何をかくそう、私は平和主義者だ。争いは避けるし、争っているさまを見るのも嫌だ。

平和な世で、陽だまりの中、音楽を聴きながらゆっくり読書や編み物をしたり、さわやかな風のそよぐ水辺や木立の中、家族や友人とピクニックを楽しんだり、今はまだいないけど孫たちと遊んでやったり読み書き算術を教えてやったり、ぜいたくはしなくてもそんなささやかな幸せに浸りながら余生を過ごしたいと思う。

しかし、ほとんどの人がそういう幸せを望んでいるだろうに、分け合えばこういうことは可能になるだろうに、世界はそうなろうとしない。

右翼や左翼やタカ派やハト派、自由競争や平等主義、人は、世の中はこうあるべき、とそれぞれ主張はするのだが、私は実のところ、人間がいったい何を望んでいるのかわからない。いや、「人間が」というより、「平和、反戦、よって反米、を叫ぶ人たちが」と言ったほうがいいだろう。

私は以前から、アメリカの言うことをきけば世界は平和になるんじゃないか、と言ってきた。→「アメリカってそんなに悪い?」など。

アメリカは誰が何と言おうが世界で一番強い。世界の警察を買ってでて、押し付けであろうと何であろうと、民主主義というものを世界中に広めようとしている。

そのアメリカの強引な振る舞いを快く思わない人たちはアメリカの批判をする。でも、果たしてアメリカの批判をすることが平和につながることなのか、私は疑問に思う。

世界中がアメリカの味方をし、アメリカの言う「世界の秩序を乱す悪い国」包囲網を作れば、世界は手っ取り早く平和になると思うのだがどうだろうか。

何と言ってもアメリカは強い。その強いアメリカに抵抗し続ければ当然戦闘は長引く。平和は遠のく。
日本はアメリカと同盟関係を結び、軍隊を持たずとも安心して経済発展に力を注ぐことができた。そして日本は豊かになった。

アメリカと仲良くしておくとこんなに平和で豊かになれるんだ、と中東の不安定な国々に教えてあげたい。あなたたちが本当はアメリカ文化が大好きなんだということも聞いている。意地を張らないで民主主義を受け入れたらどうなの。
とりあえずの平和でもいいじゃないの。とりあえず戦闘が収まるだけでもいいじゃないの。血が流れるのを止められるんだよ。
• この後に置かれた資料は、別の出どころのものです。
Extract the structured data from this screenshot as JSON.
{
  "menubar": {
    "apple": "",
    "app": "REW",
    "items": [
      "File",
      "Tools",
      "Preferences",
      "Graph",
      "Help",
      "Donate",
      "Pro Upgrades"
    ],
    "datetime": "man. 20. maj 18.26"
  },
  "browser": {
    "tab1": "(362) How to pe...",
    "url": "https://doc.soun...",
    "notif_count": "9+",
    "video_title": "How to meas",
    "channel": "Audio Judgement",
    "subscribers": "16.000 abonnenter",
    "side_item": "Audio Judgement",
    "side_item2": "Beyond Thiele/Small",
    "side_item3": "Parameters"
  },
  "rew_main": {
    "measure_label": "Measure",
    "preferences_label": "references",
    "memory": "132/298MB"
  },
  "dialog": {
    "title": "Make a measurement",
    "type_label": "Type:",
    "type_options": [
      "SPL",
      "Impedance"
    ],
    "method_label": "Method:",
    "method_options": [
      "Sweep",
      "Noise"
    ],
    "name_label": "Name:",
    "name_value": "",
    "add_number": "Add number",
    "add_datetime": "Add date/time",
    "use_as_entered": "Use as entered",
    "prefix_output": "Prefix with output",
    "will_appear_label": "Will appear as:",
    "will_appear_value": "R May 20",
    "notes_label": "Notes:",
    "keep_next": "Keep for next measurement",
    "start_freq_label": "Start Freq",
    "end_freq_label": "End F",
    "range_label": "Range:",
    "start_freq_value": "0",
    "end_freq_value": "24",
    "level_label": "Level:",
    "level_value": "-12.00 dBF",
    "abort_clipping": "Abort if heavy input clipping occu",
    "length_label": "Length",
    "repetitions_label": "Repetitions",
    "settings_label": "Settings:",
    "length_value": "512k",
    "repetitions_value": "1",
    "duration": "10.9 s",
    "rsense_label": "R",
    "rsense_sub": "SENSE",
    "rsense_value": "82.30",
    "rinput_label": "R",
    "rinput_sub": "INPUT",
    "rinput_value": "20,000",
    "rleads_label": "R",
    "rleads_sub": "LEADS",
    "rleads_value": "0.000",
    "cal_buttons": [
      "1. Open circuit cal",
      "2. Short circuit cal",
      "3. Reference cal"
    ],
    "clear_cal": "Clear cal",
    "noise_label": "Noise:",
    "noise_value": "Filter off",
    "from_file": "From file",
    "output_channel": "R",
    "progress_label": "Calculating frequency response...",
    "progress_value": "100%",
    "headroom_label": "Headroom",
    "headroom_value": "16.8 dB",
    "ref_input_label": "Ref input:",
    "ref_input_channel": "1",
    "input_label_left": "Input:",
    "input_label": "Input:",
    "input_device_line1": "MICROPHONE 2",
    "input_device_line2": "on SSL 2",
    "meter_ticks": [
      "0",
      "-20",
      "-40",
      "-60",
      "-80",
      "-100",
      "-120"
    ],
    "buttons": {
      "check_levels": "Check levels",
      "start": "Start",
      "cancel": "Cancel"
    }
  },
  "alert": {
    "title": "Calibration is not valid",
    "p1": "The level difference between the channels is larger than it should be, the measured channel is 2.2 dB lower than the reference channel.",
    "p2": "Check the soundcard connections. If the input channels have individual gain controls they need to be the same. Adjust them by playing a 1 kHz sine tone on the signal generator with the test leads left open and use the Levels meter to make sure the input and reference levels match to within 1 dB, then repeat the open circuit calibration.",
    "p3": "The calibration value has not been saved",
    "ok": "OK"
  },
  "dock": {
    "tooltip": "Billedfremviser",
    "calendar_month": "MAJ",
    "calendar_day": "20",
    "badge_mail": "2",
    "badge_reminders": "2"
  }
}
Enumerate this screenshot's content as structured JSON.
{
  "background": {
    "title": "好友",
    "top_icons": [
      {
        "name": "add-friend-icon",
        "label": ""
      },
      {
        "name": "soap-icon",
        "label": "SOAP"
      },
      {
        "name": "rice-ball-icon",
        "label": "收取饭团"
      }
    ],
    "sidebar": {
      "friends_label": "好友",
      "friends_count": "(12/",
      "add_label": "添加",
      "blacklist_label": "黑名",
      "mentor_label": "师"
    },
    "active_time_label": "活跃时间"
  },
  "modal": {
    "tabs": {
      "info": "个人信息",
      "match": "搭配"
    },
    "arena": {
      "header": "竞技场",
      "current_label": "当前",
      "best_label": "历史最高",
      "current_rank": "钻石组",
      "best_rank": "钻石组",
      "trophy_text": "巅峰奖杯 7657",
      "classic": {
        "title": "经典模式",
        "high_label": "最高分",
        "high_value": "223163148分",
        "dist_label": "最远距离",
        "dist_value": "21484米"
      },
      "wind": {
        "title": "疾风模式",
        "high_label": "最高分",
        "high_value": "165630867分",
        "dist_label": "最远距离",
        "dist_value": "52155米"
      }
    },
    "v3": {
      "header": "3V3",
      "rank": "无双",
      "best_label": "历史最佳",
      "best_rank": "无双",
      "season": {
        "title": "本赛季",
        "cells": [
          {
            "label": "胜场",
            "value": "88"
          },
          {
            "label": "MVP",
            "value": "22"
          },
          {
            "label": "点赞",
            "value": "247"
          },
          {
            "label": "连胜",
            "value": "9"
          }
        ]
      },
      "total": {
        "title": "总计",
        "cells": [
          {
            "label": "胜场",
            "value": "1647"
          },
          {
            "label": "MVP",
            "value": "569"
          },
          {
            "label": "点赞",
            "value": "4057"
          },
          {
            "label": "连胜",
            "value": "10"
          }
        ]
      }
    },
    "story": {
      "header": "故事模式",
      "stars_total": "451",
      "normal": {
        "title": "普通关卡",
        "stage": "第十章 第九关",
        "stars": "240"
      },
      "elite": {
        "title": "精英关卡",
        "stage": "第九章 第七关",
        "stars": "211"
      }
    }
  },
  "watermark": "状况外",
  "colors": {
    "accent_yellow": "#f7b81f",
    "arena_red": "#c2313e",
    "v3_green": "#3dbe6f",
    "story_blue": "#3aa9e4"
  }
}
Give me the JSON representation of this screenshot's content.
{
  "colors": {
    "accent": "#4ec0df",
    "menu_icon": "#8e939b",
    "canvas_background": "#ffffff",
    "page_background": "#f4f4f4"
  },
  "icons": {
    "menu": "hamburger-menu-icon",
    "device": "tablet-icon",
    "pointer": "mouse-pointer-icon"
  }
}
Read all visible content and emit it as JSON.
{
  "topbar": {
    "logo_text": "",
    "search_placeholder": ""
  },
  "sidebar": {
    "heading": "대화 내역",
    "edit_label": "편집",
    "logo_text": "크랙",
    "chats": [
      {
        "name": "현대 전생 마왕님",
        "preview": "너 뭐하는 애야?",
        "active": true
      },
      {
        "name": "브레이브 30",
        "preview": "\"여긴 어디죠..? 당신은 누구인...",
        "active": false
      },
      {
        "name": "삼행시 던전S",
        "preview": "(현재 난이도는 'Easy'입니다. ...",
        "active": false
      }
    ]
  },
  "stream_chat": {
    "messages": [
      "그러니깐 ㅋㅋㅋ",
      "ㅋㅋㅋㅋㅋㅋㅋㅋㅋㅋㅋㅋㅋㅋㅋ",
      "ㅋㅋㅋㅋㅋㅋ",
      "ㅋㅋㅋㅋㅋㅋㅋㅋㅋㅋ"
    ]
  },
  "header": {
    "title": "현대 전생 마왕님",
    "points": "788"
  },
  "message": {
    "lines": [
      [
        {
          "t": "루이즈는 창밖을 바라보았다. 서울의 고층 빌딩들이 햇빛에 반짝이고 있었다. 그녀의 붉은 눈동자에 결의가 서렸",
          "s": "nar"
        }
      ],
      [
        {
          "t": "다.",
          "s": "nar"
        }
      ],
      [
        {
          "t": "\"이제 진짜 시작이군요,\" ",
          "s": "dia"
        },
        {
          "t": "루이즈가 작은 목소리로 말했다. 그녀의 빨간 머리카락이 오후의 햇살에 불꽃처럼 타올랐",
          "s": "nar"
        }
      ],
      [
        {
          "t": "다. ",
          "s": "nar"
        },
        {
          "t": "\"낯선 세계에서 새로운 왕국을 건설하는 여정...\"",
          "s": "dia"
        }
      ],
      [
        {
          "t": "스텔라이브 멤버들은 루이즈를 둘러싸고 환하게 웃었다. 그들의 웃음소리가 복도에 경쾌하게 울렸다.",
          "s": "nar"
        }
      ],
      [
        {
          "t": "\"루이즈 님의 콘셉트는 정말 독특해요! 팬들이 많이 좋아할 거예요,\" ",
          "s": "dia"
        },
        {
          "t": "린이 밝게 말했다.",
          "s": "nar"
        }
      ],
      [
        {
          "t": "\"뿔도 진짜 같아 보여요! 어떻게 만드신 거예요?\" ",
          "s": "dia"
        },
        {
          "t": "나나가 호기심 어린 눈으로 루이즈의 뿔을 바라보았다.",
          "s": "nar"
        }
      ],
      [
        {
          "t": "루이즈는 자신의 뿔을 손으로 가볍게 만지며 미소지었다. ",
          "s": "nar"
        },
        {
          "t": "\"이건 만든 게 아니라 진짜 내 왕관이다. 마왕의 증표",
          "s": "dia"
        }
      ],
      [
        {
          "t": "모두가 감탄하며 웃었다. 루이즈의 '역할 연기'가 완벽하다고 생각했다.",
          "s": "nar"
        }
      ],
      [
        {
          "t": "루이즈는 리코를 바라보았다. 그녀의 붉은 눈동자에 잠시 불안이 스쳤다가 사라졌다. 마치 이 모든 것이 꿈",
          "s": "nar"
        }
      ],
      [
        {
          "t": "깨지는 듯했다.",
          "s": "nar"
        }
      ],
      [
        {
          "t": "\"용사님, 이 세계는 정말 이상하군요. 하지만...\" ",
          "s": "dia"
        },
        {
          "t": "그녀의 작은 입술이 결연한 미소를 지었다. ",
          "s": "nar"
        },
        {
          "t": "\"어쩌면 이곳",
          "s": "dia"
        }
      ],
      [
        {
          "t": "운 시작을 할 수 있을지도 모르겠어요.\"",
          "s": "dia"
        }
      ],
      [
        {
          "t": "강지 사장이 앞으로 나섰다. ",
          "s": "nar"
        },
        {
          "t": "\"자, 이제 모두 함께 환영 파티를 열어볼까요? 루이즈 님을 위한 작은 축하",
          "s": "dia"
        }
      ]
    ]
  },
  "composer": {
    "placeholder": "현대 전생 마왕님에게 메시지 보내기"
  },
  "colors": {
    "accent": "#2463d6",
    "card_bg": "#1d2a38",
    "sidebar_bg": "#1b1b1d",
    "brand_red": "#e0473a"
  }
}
私は、だから、反米を叫ぶ人たちが、ほんとうに平和を願っているのだろうか、ほんとうに戦闘地域の子供たちを哀れんでいるのだろうかと、むしろ訝しく思う。
反戦デモに参加しながら、それが終われば友人とお茶を楽しみ、趣味を楽しみ、旅行を楽しみ、そういう安寧な日常生活を送っている平和主義者たち。こういうささやかな平和的日常を一日も早くあの悲惨な境遇の人たちに味わってもらいたいと私は思う。

お願いだから、アメリカの言うことをきいて、と思う。
反戦反米を叫ぶ人たちは、ほんとうに戦争が嫌なのではなくて、ただ、大きくて強いものに逆らいたいだけなんじゃないかとさえ思ってしまうのだ。

しかしながら、誰もが思うだろう。
「独立国としての誇り」はどうなるのだ、と。アメリカの言いなりになっている自国に「愛国」の心など芽生えるだろうか、と。

その点については悩んで当然だと思う。
しかし、ここはひとつ、日本ならではの「曖昧さ」を含んだしたたかな生き方を日本人全体の共通認識として持つことはできないだろうか。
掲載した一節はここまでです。